How does the terminology define its scope ? How is it related to some of the existing general KO systems (like UDC, ASIS&T thesaurus, etc.) ? How is the terminology built – what are the techniques and the prescriptions ? Are there basic criteria for a “good terminology” to be observed ? What are the basic concepts upon which it is built ? Does the terminology have a potential to underpin, or contribute to, other KO systems ? How does the terminology group, and subdivide, the “information field” ? Does it build on particular sources ? How deep is the level of detail treating of its subject ? To which degree is the terminology of ISO 5127 a dictionary, a reference work, a concept system ?

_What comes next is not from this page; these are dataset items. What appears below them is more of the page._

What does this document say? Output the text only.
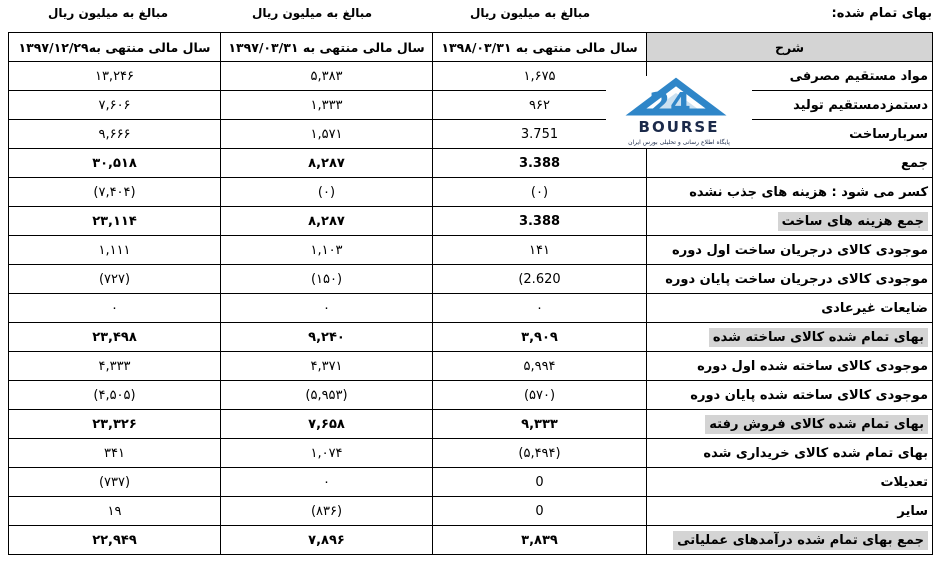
بهای تمام شده:
مبالغ به میلیون ریال	مبالغ به میلیون ریال	مبالغ به میلیون ریال
سال مالی منتهی به۱۳۹۷/۱۲/۲۹	سال مالی منتهی به ۱۳۹۷/۰۳/۳۱	سال مالی منتهی به ۱۳۹۸/۰۳/۳۱	شرح
۱۳,۲۴۶	۵,۳۸۳	۱,۶۷۵	مواد مستقیم مصرفی
۷,۶۰۶	۱,۳۳۳	۹۶۲	دستمزدمستقیم تولید
۹,۶۶۶	۱,۵۷۱	3.751	سربارساخت
۳۰,۵۱۸	۸,۲۸۷	3.388	جمع
(۷,۴۰۴)	(۰)	(۰)	کسر می شود : هزینه های جذب نشده
۲۳,۱۱۴	۸,۲۸۷	3.388	جمع هزینه های ساخت
۱,۱۱۱	۱,۱۰۳	۱۴۱	موجودی کالای درجریان ساخت اول دوره
(۷۲۷)	(۱۵۰)	(2.620	موجودی کالای درجریان ساخت پایان دوره
۰	۰	۰	ضایعات غیرعادی
۲۳,۴۹۸	۹,۲۴۰	۳,۹۰۹	بهای تمام شده کالای ساخته شده
۴,۳۳۳	۴,۳۷۱	۵,۹۹۴	موجودی کالای ساخته شده اول دوره
(۴,۵۰۵)	(۵,۹۵۳)	(۵۷۰)	موجودی کالای ساخته شده پایان دوره
۲۳,۳۲۶	۷,۶۵۸	۹,۳۳۳	بهای تمام شده کالای فروش رفته
۳۴۱	۱,۰۷۴	(۵,۴۹۴)	بهای تمام شده کالای خریداری شده
(۷۳۷)	۰	0	تعدیلات
۱۹	(۸۳۶)	0	سایر
۲۲,۹۴۹	۷,۸۹۶	۳,۸۳۹	جمع بهای تمام شده درآمدهای عملیاتی
24
BOURSE
پایگاه اطلاع رسانی و تحلیلی بورس ایران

ISO 5127 has broadened its coverage against previous approaches (ISO 5127:2001 with 1.200 definitions). The broadening of the coverage of ISO 5127 mainly aims to better interconnect various branches in the information sector such as archives, documentation centres, photo or phono archives, museums, libraries, publishing etc. It also covers the much grown role of various kinds of communication and of differentiated forms of knowledge. This is done, thirdly, with due consideration given to the components of IT and to digital procedures which are at the core of today’s KO (even though “traditional” analogue practices continue to play an important role). ISO 5127, in fulfilling these functions, aims to provide both an overarching general vocabulary that gives the general basis for understanding information and documentation processes (also across the various domains), and branch-specific vocabulary reflecting branch-specific features and procedures (e.g. archives vs. libraries, etc.) so that these are respected but also put in context. Thus, interoperability and interworking is aimed at being achieved by a commonly shared basic vocabulary and by respecting and understanding domain-specific vocabulary by explaining and highlighting its specialty through contrast against specialized vocabulary in another branch. Translation of a core term/concept system “Documentation” into many languages is a second vital purpose of ISO 5127 – just the same as it is of concern to some major present-day classification (KO) systems

The building of, and placing the concepts within, a concept system considerably adds to their understanding and determination; it adds a lot of “knowledge” about them, even beyond an explicit verbal expression in the definition itself. ISO 5127 meets its 3 factual functions to different degrees. From the point of view of KO theory it is important here to note that definitions can be formed from various viewpoints / along different criteria – this needs to be harmonized when they shall fit into one overall concept system.

ISO 5127 is an attempt at a big “leap forward”. Its present presentation of a collection of material needs to be refined, improved, tested against theory and practice. It is an appeal to the professional community for collaboration and to continuously improve the shape of the terminology system.